2.3 IP Addressing — Who Lives Where, Exactly
So here’s the rough breakdown of our IP blocks. This isn’t gospel — things drift sometimes — but it’s close enough to navigate the mess.
Subnet | Description | DHCP? | Notes |
10.0.0.0/24 | Core switching layer | No | Static IPs only, for infra gear |
10.0.10.0/24 | Office LAN (users) | Yes | DHCP via AD, leases ~7d |
10.0.20.0/24 | Server VLAN | No | Static, tracked in IPAM |
10.0.30.0/24 | Wi-Fi (staff) | Yes | WPA2-Enterprise via RADIUS |
10.0.40.0/24 | Guest Wi-Fi | Yes | Internet-only VLAN |
10.1.1.0/30 | WAN uplinks | No | Point-to-point links, static |
If someone throws a random 10.0.99.x at you — it’s probably a test bench or lab. We don’t always admit those exist.
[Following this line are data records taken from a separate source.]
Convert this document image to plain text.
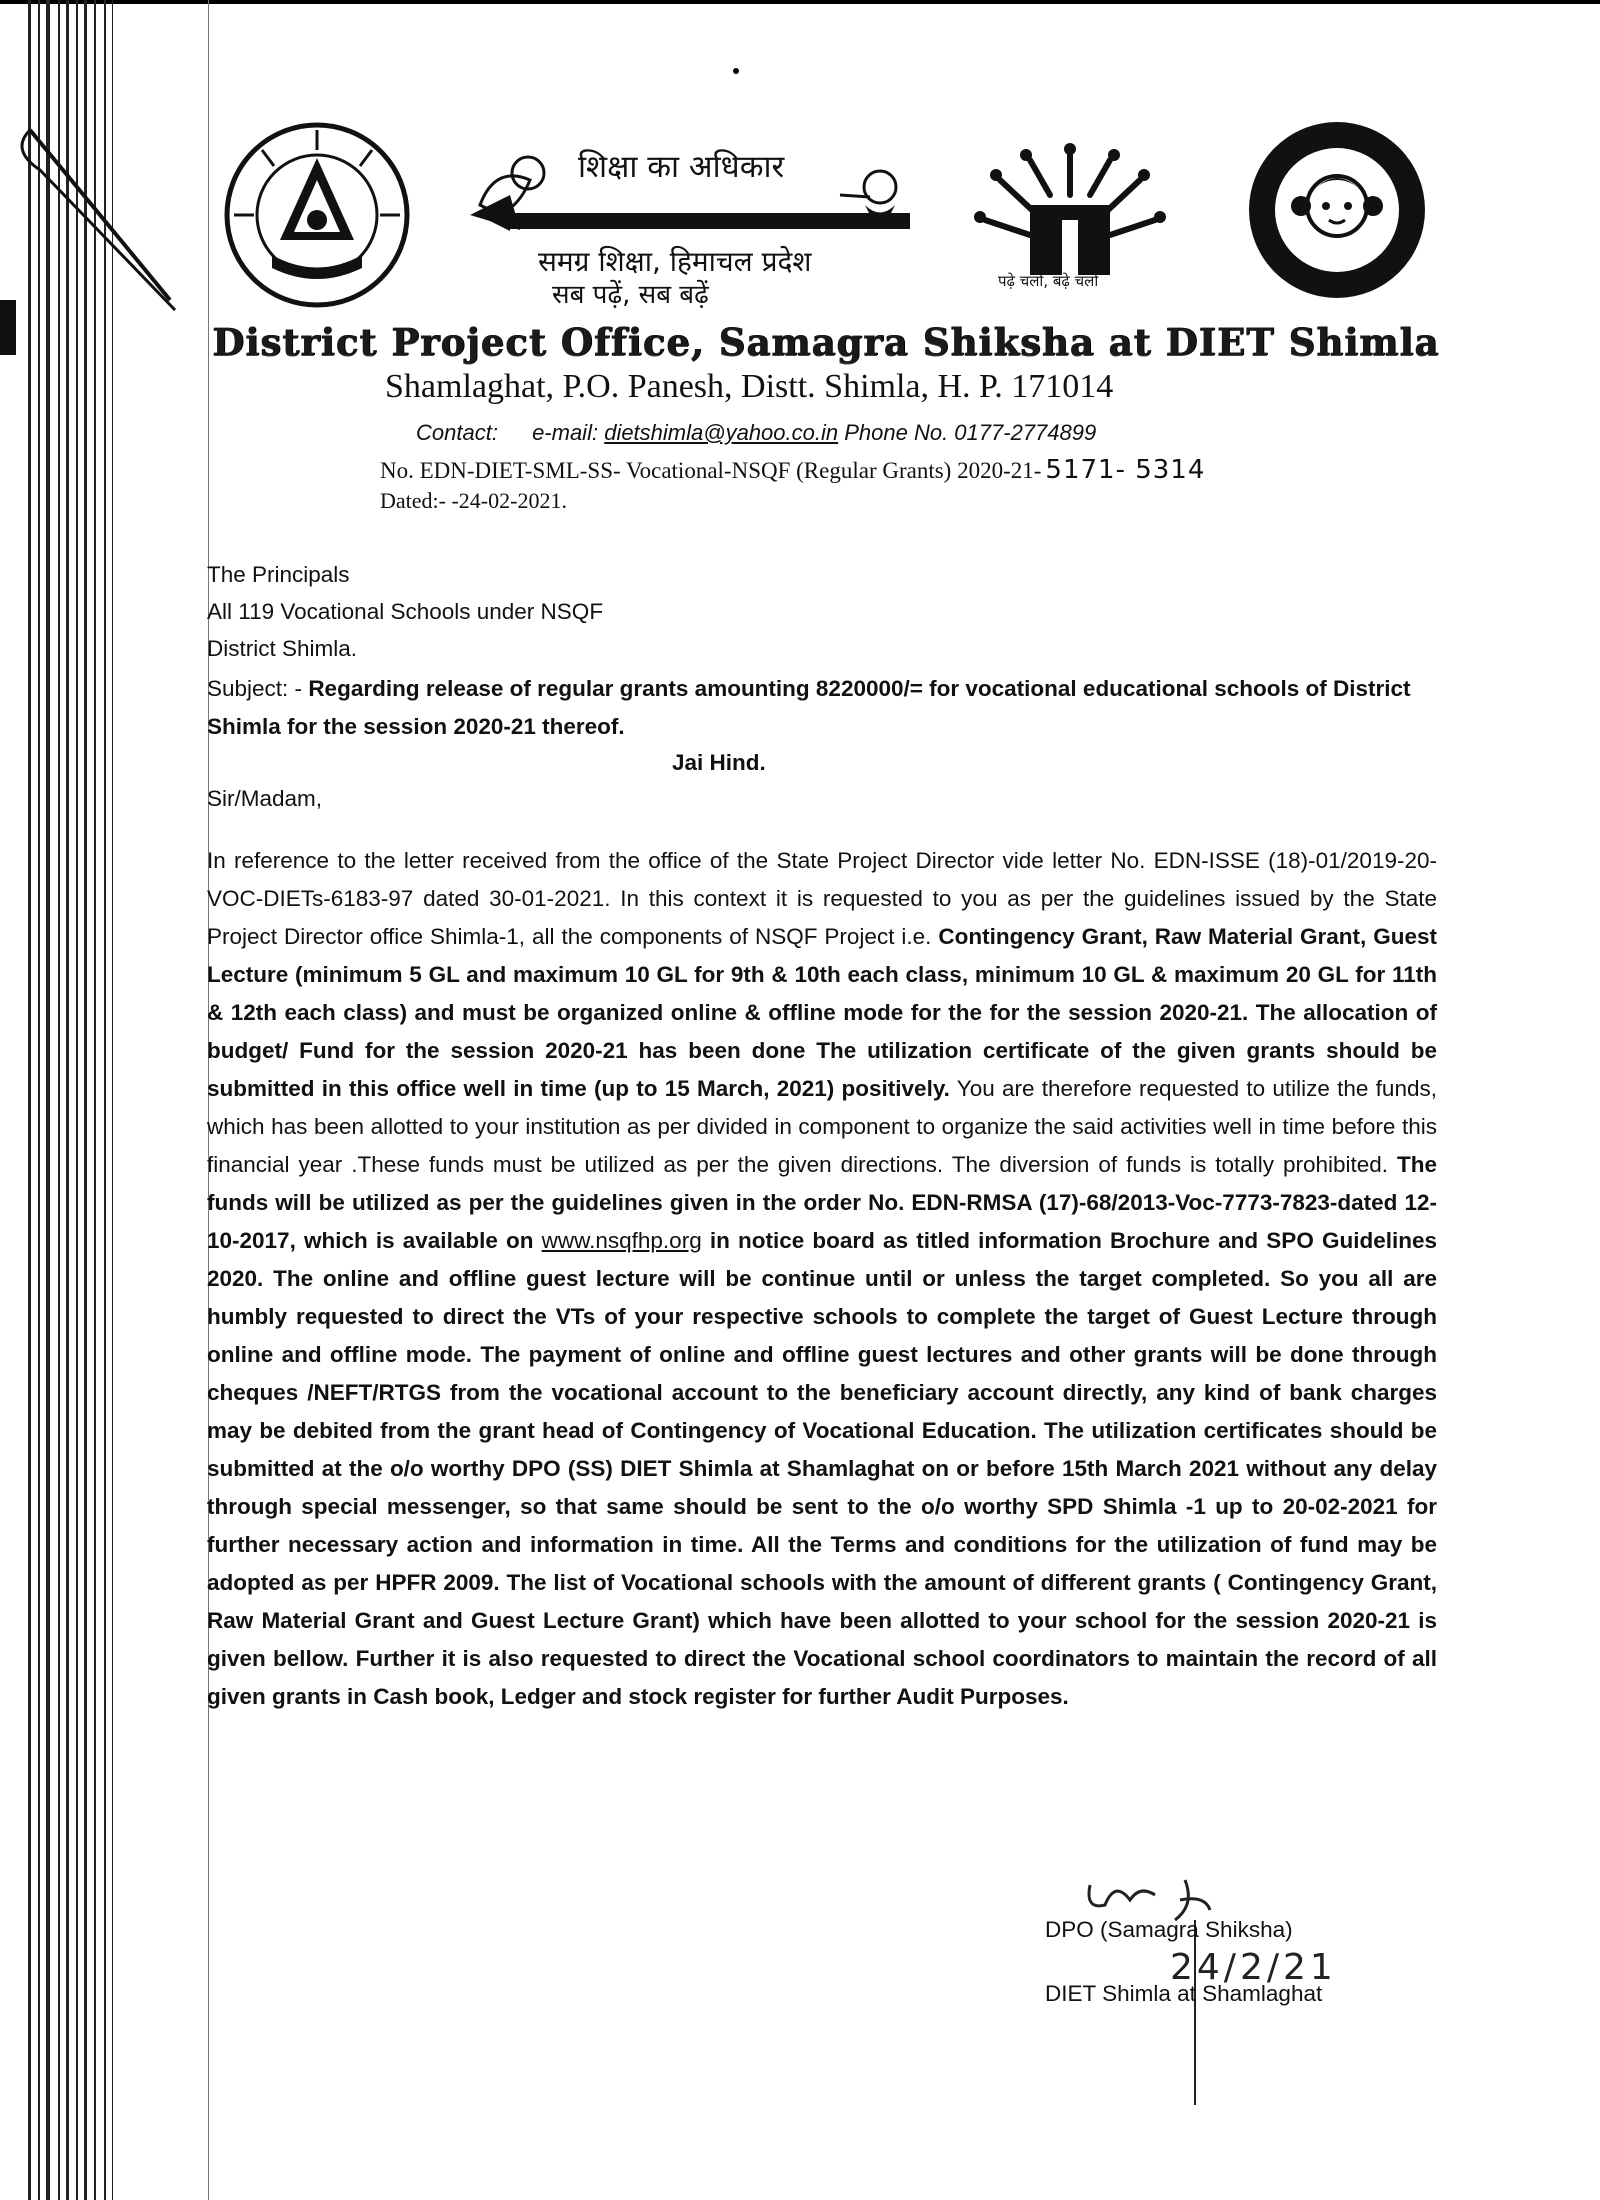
शिक्षा का अधिकार
समग्र शिक्षा, हिमाचल प्रदेश
सब पढ़ें, सब बढ़ें	पढ़े चलो, बढ़े चलो
District Project Office, Samagra Shiksha at DIET Shimla
Shamlaghat, P.O. Panesh, Distt. Shimla, H. P. 171014
Contact: e-mail: dietshimla@yahoo.co.in Phone No. 0177-2774899
No. EDN-DIET-SML-SS- Vocational-NSQF (Regular Grants) 2020-21- 5171- 5314
Dated:- -24-02-2021.
The Principals
All 119 Vocational Schools under NSQF
District Shimla.
Subject: - Regarding release of regular grants amounting 8220000/= for vocational educational schools of District Shimla for the session 2020-21 thereof.
Jai Hind.
Sir/Madam,
In reference to the letter received from the office of the State Project Director vide letter No. EDN-ISSE (18)-01/2019-20-VOC-DIETs-6183-97 dated 30-01-2021. In this context it is requested to you as per the guidelines issued by the State Project Director office Shimla-1, all the components of NSQF Project i.e. Contingency Grant, Raw Material Grant, Guest Lecture (minimum 5 GL and maximum 10 GL for 9th & 10th each class, minimum 10 GL & maximum 20 GL for 11th & 12th each class) and must be organized online & offline mode for the for the session 2020-21. The allocation of budget/ Fund for the session 2020-21 has been done The utilization certificate of the given grants should be submitted in this office well in time (up to 15 March, 2021) positively. You are therefore requested to utilize the funds, which has been allotted to your institution as per divided in component to organize the said activities well in time before this financial year .These funds must be utilized as per the given directions. The diversion of funds is totally prohibited. The funds will be utilized as per the guidelines given in the order No. EDN-RMSA (17)-68/2013-Voc-7773-7823-dated 12-10-2017, which is available on www.nsqfhp.org in notice board as titled information Brochure and SPO Guidelines 2020. The online and offline guest lecture will be continue until or unless the target completed. So you all are humbly requested to direct the VTs of your respective schools to complete the target of Guest Lecture through online and offline mode. The payment of online and offline guest lectures and other grants will be done through cheques /NEFT/RTGS from the vocational account to the beneficiary account directly, any kind of bank charges may be debited from the grant head of Contingency of Vocational Education. The utilization certificates should be submitted at the o/o worthy DPO (SS) DIET Shimla at Shamlaghat on or before 15th March 2021 without any delay through special messenger, so that same should be sent to the o/o worthy SPD Shimla -1 up to 20-02-2021 for further necessary action and information in time. All the Terms and conditions for the utilization of fund may be adopted as per HPFR 2009. The list of Vocational schools with the amount of different grants ( Contingency Grant, Raw Material Grant and Guest Lecture Grant) which have been allotted to your school for the session 2020-21 is given bellow. Further it is also requested to direct the Vocational school coordinators to maintain the record of all given grants in Cash book, Ledger and stock register for further Audit Purposes.
DPO (Samagra Shiksha)
24/2/21
DIET Shimla at Shamlaghat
5.2 Disaster Recovery (When It Hits the Fan)
Okay, let’s be real: if something big goes down, this isn’t the full playbook — but it should give you a solid starting point when things get weird.
If the core switch dies:
- Try rebooting first. If it doesn’t come up, replace with cold spare in Rack A2.
- Configs are in /backup/net-configs/ — look for core-sw-01.conf
If pfSense goes offline:
- Check power first. Seriously, 90% of the time it’s a power hiccup.
- We’ve got a clean USB image and config backup in /rescue-images/
- WAN IP might need to be reissued depending on ISP behavior
If monitoring (Zabbix) is down:
- Check if it’s the host (zabbix-srv) or just the frontend
- You can SSH into it using infra SSH key and restart via systemctl restart zabbix-server
Everything else dead?
- Power outage? Check UPS logs.
- If the NAS is down — backups are mirrored to cloud every 24h (check Borg logs)
- Call Mike. Or panic. But preferably call Mike.
DR test was last run in January 2025 — we recovered the whole stack in ~90 mins. Room for improvement? Sure. But it worked.